After the digg effect, you might be hit by the slashdot effect now, Jeff ( a href="http://slashdot.org/article.pl?sid=07/12/20/1640234"http://slashdot.org/article.pl?sid=07/12/20/1640234/a ). Good job :slight_smile:

could you add firefox 3 beta 2 as i think you will find it is much better

The browser market is more competitive than it has been in years, with Opera 9.5, Firefox 3, Safari 3, and IE 8 all vying for the coveted default browser position.

All this competitiveness just means juggling with lots of incompatibilities; a href="http://www.quirksmode.org/dom/w3c_html.html"http://www.quirksmode.org/dom/w3c_html.html/a and more. While an XMLHttpRequest is rather universal (and even that took long enough), placement and rendering of elements isn’t, and most mobile browsers (which support a half-assed featureset) make this even worse, because you have to scale back your design to 1998.

We’ll have to deal with the spectre of IE6 for a few more years, I’m afraid.

once you factor out that wildly anomalous string result.

I doubt it’s anomalous. In fact, I think it’s a direct consequence of MSIE’s awful garbage collector and garbage collection scheme. I haven’t looked at the tests but string probably generates a lot of junk objects and MSIE’s behaviour degrades extremely badly once you reach a precise threshold (in number of objects in memory I think) although I don’t remember that threshold right now.

All this competitiveness just means juggling with lots of incompatibilities

Since 95% of the incompatibilities come from MSIE and limit the JS programmer to a restricted set of features which are usually well supported cross-browser by everybody else, that usually isn’t much of a problem (and I’m serious there, especially since Safari 3. Safari 2’s JS support sucked balls but Safari 3’s is very good)

Have they improved the font rendering in the newer safaris? I am currently running it on xp because it’s font rendering is so much better than msie or firefox. (maybe it has to do with screensize/resolution? It looks really great on 15inch 1920x1200)

Hey there,
interesting article - you should have a look at xquery xqueryp and xscript - will rule out javascript in the near future.

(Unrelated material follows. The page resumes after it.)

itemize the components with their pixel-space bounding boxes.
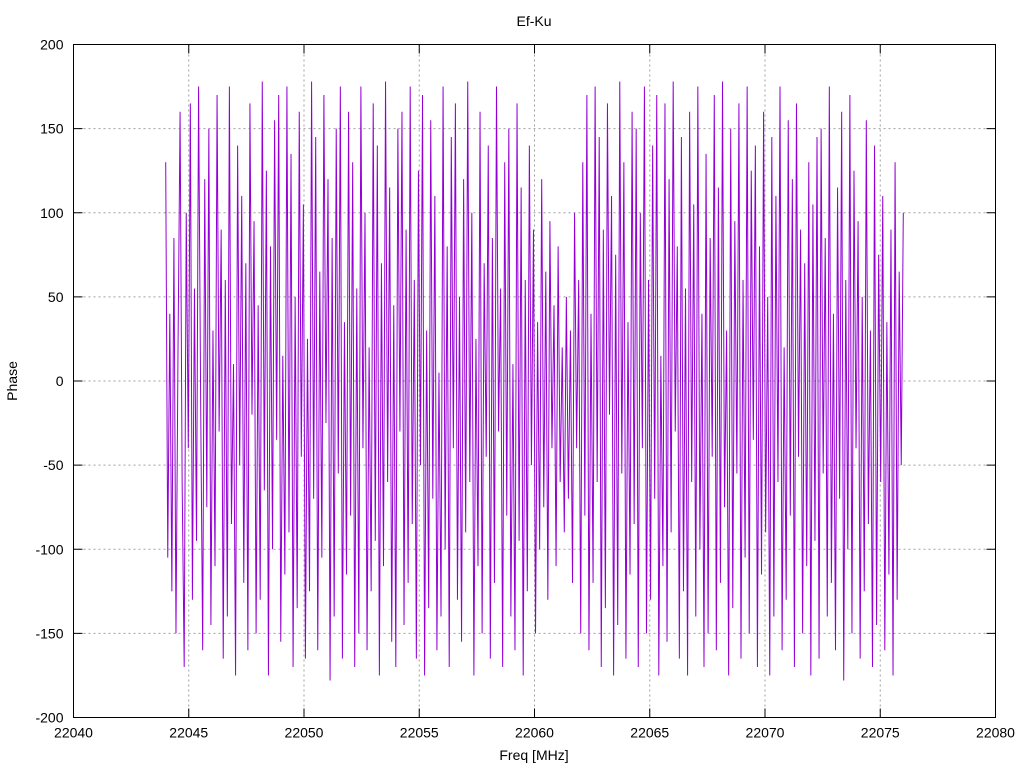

Jeff: FF is usually distributed 32-bit, even on 64-bit OSes, due to Flash and other plugins only being distributed 32-bit. FF works very well when build 64-bit.

flavour (December 21, 2007 01:58 AM)

Perhaps you’ve heard the oft-quoted joke about XML and violence? I think that strongly applies to Xscript.

Jeff, do you know an anything about IE JScript engine? JScript 5.6 or JScript 5.7? What did you test?